European banking industry faces another dip in economic profit
Economic profit remains difficult to generate in global banking. European banks continue to face pressure from low-interest rate margins, while operating costs and non-performing loans weigh heavily. In the US, improvements in operating costs were just not able to offset losses in trading and other income. Overall the industry has seen an eleven-basis-point increase in economic profit between 2012 and 2016.
The banking system was on the verge of collapse in the aftermath of the 2008 financial crisis – requiring considerable bailouts across various jurisdictions to stave off disaster. The industry faced considerable loss of face, as well as regulatory scrutiny. The years since the crisis have seen the industry begin to recover.

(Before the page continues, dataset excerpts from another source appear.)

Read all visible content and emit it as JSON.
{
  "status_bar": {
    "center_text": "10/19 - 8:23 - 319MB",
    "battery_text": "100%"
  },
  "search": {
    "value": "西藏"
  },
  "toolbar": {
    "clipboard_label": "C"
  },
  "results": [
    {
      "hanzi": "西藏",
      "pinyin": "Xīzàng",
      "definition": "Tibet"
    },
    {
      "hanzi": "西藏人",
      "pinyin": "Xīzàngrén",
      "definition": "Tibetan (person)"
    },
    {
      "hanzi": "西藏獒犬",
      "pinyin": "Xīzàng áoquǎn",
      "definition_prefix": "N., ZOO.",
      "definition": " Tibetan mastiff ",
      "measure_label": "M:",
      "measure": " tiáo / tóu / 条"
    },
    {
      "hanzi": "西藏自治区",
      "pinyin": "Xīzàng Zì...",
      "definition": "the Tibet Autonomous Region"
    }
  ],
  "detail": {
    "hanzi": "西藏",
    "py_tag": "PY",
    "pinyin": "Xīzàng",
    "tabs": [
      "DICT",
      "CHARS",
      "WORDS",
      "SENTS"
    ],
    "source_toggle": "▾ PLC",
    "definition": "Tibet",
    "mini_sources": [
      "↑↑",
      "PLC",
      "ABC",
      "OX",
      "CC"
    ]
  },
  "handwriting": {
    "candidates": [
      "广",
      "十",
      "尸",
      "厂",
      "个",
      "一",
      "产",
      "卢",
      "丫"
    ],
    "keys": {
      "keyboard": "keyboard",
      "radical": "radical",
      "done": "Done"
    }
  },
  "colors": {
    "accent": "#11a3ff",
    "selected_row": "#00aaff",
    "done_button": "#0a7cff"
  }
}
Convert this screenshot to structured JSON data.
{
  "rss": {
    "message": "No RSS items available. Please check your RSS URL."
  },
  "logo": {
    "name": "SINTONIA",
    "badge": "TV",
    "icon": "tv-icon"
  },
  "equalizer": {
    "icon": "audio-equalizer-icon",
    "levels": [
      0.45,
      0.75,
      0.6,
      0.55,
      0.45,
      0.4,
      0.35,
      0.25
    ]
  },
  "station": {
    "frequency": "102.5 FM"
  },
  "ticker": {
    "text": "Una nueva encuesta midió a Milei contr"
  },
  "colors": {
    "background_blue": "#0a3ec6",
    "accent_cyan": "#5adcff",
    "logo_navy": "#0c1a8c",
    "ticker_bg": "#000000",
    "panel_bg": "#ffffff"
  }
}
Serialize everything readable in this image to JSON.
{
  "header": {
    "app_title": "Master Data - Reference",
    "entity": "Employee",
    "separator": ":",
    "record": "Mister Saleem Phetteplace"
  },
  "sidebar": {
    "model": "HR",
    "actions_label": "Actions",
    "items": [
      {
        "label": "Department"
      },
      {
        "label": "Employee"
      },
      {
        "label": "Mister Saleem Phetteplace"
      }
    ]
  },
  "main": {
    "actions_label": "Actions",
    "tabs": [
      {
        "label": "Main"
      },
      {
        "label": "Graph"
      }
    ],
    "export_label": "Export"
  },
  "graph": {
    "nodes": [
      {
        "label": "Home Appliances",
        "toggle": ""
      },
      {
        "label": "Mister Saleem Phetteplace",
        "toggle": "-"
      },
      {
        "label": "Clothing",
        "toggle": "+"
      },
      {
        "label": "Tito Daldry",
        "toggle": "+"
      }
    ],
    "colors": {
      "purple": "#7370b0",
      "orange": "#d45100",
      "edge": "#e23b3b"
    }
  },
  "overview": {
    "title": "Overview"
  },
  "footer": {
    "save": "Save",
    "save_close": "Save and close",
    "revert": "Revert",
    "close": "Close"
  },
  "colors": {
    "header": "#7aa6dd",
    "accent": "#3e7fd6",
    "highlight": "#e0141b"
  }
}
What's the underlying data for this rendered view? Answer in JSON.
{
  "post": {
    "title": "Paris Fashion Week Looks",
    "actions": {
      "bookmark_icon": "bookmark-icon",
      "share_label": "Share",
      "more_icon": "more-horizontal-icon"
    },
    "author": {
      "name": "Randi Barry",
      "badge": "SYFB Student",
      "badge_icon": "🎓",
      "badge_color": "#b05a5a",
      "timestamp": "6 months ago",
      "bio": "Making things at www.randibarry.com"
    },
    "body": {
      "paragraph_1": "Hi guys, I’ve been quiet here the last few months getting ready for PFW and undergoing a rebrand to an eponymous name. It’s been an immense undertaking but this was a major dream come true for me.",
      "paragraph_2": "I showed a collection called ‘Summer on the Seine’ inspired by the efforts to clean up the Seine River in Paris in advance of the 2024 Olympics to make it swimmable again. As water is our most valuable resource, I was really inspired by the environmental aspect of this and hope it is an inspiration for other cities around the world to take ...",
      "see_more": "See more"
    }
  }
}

Although centred in the US, the crisis had major repercussions across the Atlantic in Europe, where banks came under severe scrutiny and restrictions, particularly with respect to capital buffers and risk mitigation. As a result, European banks were forced to restructure, cutting costs where they can, and struggling to meet the new regulations.
Despite these challenging circumstances, banks in Europe have managed to achieve relatively steady growth over the last decade. A major factor responsible for this recovery has been the support provided to the banking sector from investors to manage the €1 trillion of non-performing loans that continue to plague the European market.
However, the sector appears to have hit another bump in the road, according to The Boston Consulting Group (BCG), one of the world’s largest strategy consulting firms. The firm recently released a report into the current conditions in the industry, titled ‘Future-Proofing the Bank Risk Agenda’, which suggests that the profits of the banking sector have weakened for the first time in half a decade.
Banking on economic profit
The financial crisis was a monumental moment in history for banks that survived, many of which were nationalised, as bad debts brought them to their knees. As a consequence of the financial system’s irresponsible risk taking, regulators saw fit to implement a raft of new rules to limit the chances, and consequences, of a new crisis.
The implementation of the new rules, as well as wider litigation that followed from the crisis and subsequent scandals, has continued to affect the industry. BCG’s analysis shows that economic profit was hard hit – particularly in Europe and the US – in the years following the crisis. Very low interest rates, and fees pressures, have further hampered banks’ ability to generate net interest margins and, therefore, profits.
In Europe, for instance, economic profit generated, relative to their global average on a basis point basis, has remained in the negatives, ranging from -40 in 2012 to -26 in 2016. In the US, growth in EP’s positive climb out of the -11 basis points seen in 2012 declined in 2016, falling from 31 in 2015 to 27. The Asia Pacific also saw a decline between 2015 and 2016 – on the back of net interest income decline and increased risk and operating costs. Across all markets, economic profit fell by 5 basis points between 2015 and 2016, to 11.
European banks, particularly in Southern EU countries, remain blighted by non-performing loans. In Europe, the write off of many of the loans has been relatively slow, with average write offs relative to loan values as a % in the order of 1%. The US, meanwhile, sought to clear its non-performing loan portfolio more quickly, with write offs relative to loan volumes ranging from 5.2% in 2009 to a recent low of 0.8% in 2016.
Closer look at economic profit
In terms of impact on economic profit for banks in Europe, weak fee income and low net income margins – as well as increasing operating costs – have impacted economic profit the most in 2016. The decline in net interest was the most impactful of changes for the period.
In the US, declines in trading and other sources of income offset improvements to operating costs for 2016, resulting in a small decline of 4 basis points. The Middle East and Africa was relatively stable in terms of operating cost in the most recent period, while net interest margins saw positive growth to see the region remain relatively stable to the year previous at around 50 basis points in the positive.